Josh Hawley, the Missouri Republican who entered the U.S. Senate with intellectual chops that he has largely forsaken in favor of opportunistic populism, announced today that he will lodge a pro forma objection when Congress meets to certify Joe Biden’s Electoral College victory next week. He notes, correctly, that Democrats have done so before, including in 2016. But Hawley’s reasons merit notice: He plans to complain not just about alleged irregularities in some states but also about “the unprecedented interference of Big Tech monopolies in the election.”

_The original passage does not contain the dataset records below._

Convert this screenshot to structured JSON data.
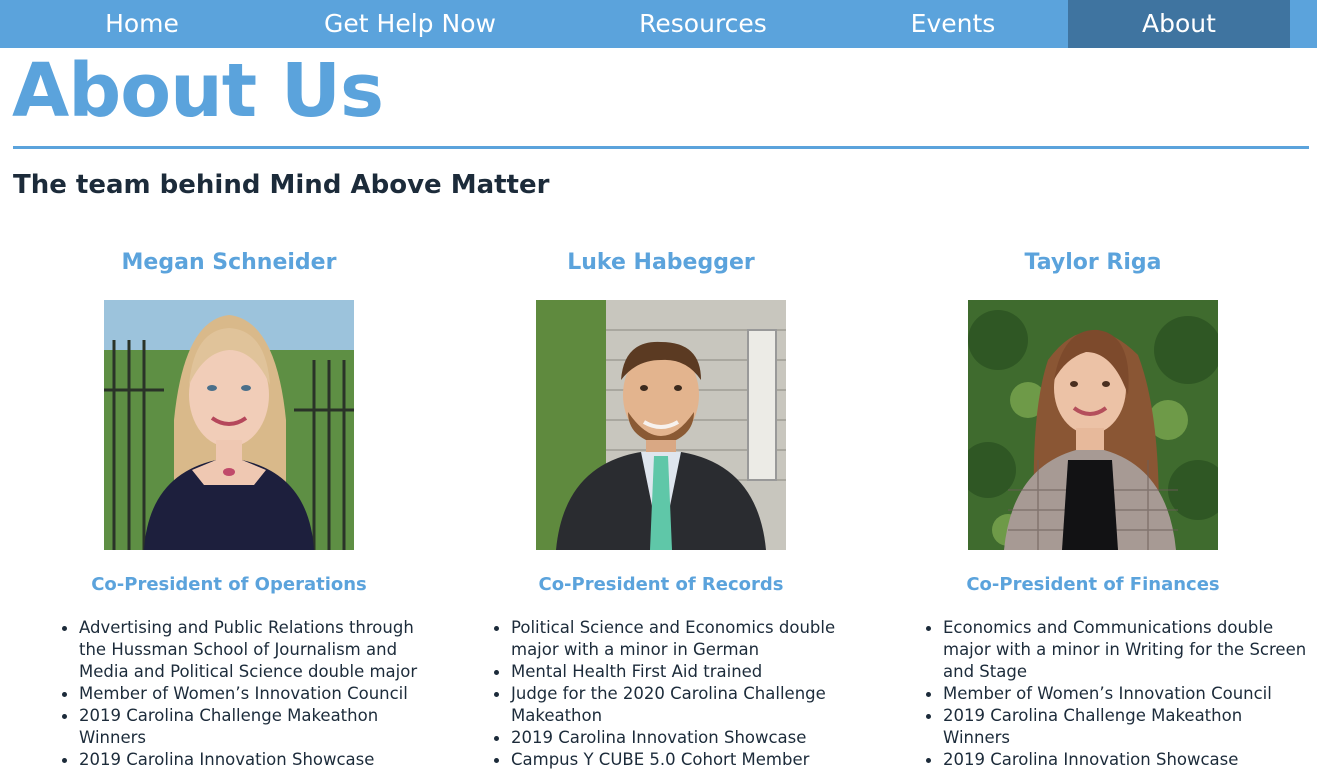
{
  "nav": {
    "items": [
      {
        "label": "Home"
      },
      {
        "label": "Get Help Now"
      },
      {
        "label": "Resources"
      },
      {
        "label": "Events"
      },
      {
        "label": "About"
      }
    ],
    "active": "About"
  },
  "page": {
    "title": "About Us",
    "subtitle": "The team behind Mind Above Matter"
  },
  "members": [
    {
      "name": "Megan Schneider",
      "role": "Co-President of Operations",
      "bullets": [
        "Advertising and Public Relations through the Hussman School of Journalism and Media and Political Science double major",
        "Member of Women’s Innovation Council",
        "2019 Carolina Challenge Makeathon Winners",
        "2019 Carolina Innovation Showcase"
      ]
    },
    {
      "name": "Luke Habegger",
      "role": "Co-President of Records",
      "bullets": [
        "Political Science and Economics double major with a minor in German",
        "Mental Health First Aid trained",
        "Judge for the 2020 Carolina Challenge Makeathon",
        "2019 Carolina Innovation Showcase",
        "Campus Y CUBE 5.0 Cohort Member"
      ]
    },
    {
      "name": "Taylor Riga",
      "role": "Co-President of Finances",
      "bullets": [
        "Economics and Communications double major with a minor in Writing for the Screen and Stage",
        "Member of Women’s Innovation Council",
        "2019 Carolina Challenge Makeathon Winners",
        "2019 Carolina Innovation Showcase"
      ]
    }
  ],
  "colors": {
    "accent": "#5ba3dc",
    "nav_active": "#3f74a0",
    "text": "#1c2b3a"
  }
}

Hawley has previously raised reasonable concerns about whether social media companies that exercise editorial judgment deserve the liability shield Section 230 of the Communications Decency Act gives them for content published on their platforms. To the extent these companies have meant to clamp down on disinformation, they are doing, at best, an inconsistent job based on inscrutable standards. Still, for argument’s sake, stipulate a monopolistic conspiracy to muzzle Republican opinions and promote Democratic ones. In what sense does that constitute “interfere[nce] in this election”?
There is no shortage of channels for acquiring news or commentary to suit one’s tastes (read: predilections). Facebook and Twitter may be villainous “mega-corporations,” in Hawley’s phrase. They may amplify some voices and quiet others. They may even do so systematically. But they cannot suppress competing voices altogether, which are routinely heard from the President’s Twitter feed to One America News Network.
Consequently, these corporations’ power ends at the voting-booth curtain. They have no ability to coerce votes—unless, that is, Hawley’s premise is that voters have no ability to process information, resist manipulation and make independent decisions. This is the same basis on which Democrats have, for years, made the preposterous claim that campaign contributions decide elections. Companies acting to encourage voting behavior, if they in fact do so, “interferes” in elections in the same sense campaign ads and stump speeches do.
Hawley’s apparent premise that voters cannot resist those messages makes for a strange populism—except insofar as it partakes of the essence of all populism: the powerful condescending to those they claim to protect. His populism might feel more authentic were he to treat his constituents as intellectually capable.
What a series of absurd comments. OANN isn’t available on my cable line-up; I’m sure that’s the case for many others as well. Twitter and most other media outlets blocked the NYPost story about Hunter Biden for weeks, with Twitter going so far as to block users from even linking to that story. To suggest that company’s like Google, Twitter, and main-stream media outlets aren’t monolithic when they work together, as they usually do, ignores reality. Most people are busy & don’t have a lot of time to search for alternatives (or if they do, then they’re probably using Google in their searches, which clearly pushes outlets they don’t agree with far down the list or ignores them altogether). A democracy should not allow media giants to get into a position where they collectively control, via their own internal censorship, most of what people can read or watch about current events.
“Consequently, these corporations’ power ends at the voting-booth curtain. They have no ability to coerce votes—unless, that is, Hawley’s premise is that voters have no ability to process information, resist manipulation and make independent decisions.”
Of course Hawley’s premise is not true for ALL voters. But it is true for maybe some 15-20% of them. Which in a closely divided nation will usually prove decisive.